Elizabeth Oltmans Ananat: The Effect of Increased Income on Children's Academic Achievement: Evidence from the Marcellus Shale


Monday, September 11, 2017, 12:00pm to 1:45pm


Allison Dining Room
Elizabeth Oltmans Ananat, Associate Professor of Public Policy and Economics, Duke University.

Elizabeth Oltmans AnanatThe income gap in children’s academic achievement is large and growing in the United States, raising concerns about intergenerational social mobility and global competitiveness. Yet it remains unclear whether the association between children’s achievement and income is causal, because both family and local economic circumstances are endogenous to a host of other, difficult-to-measure characteristics.
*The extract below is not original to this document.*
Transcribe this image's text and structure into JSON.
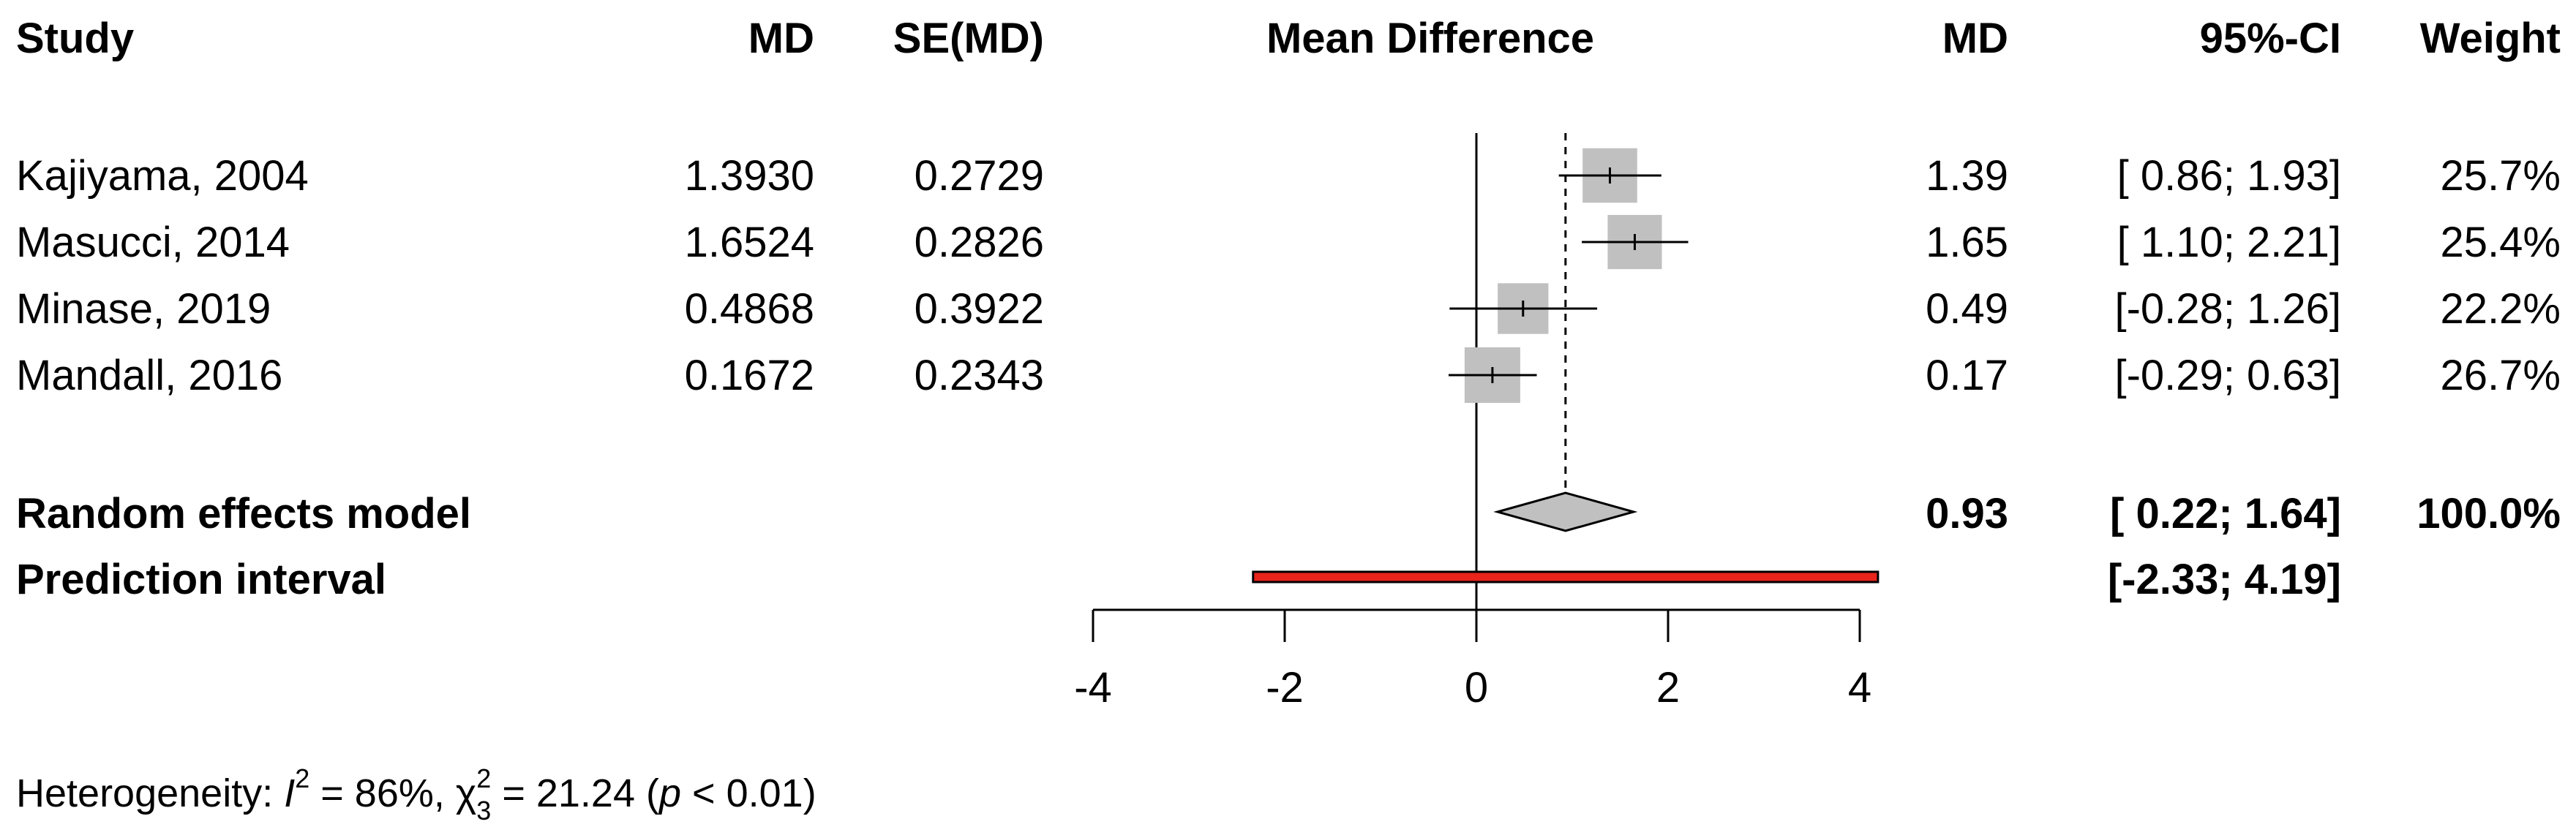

We take advantage of local economic growth generated by the extraction of natural gas in the Marcellus Shale geological formation to study whether improving economic conditions affect children’s academic achievement.

We find that local economic booms increase test scores, but only in initially disadvantaged districts; effects are negligible in more affluent districts. In contrast to recent work arguing that early childhood is a uniquely important window for addressing disadvantage, we find that test scores increase fairly uniformly across ages.

About the speaker

Elizabeth Oltmans Ananat is Associate Professor of Public Policy and Economics at Duke University. Her research focuses on the intergenerational dynamics of poverty and inequality.

Ananat received a B.A. in political economy and mathematics at Williams College in 1999, a master's degree in public policy from the Ford School at the University of Michigan in 2001, and a Ph.D. in economics from the Massachusetts Institute of Technology in 2006. In 2010 she served as Senior Economist for Labor, Education, and Welfare at the White House Council of Economic Advisers.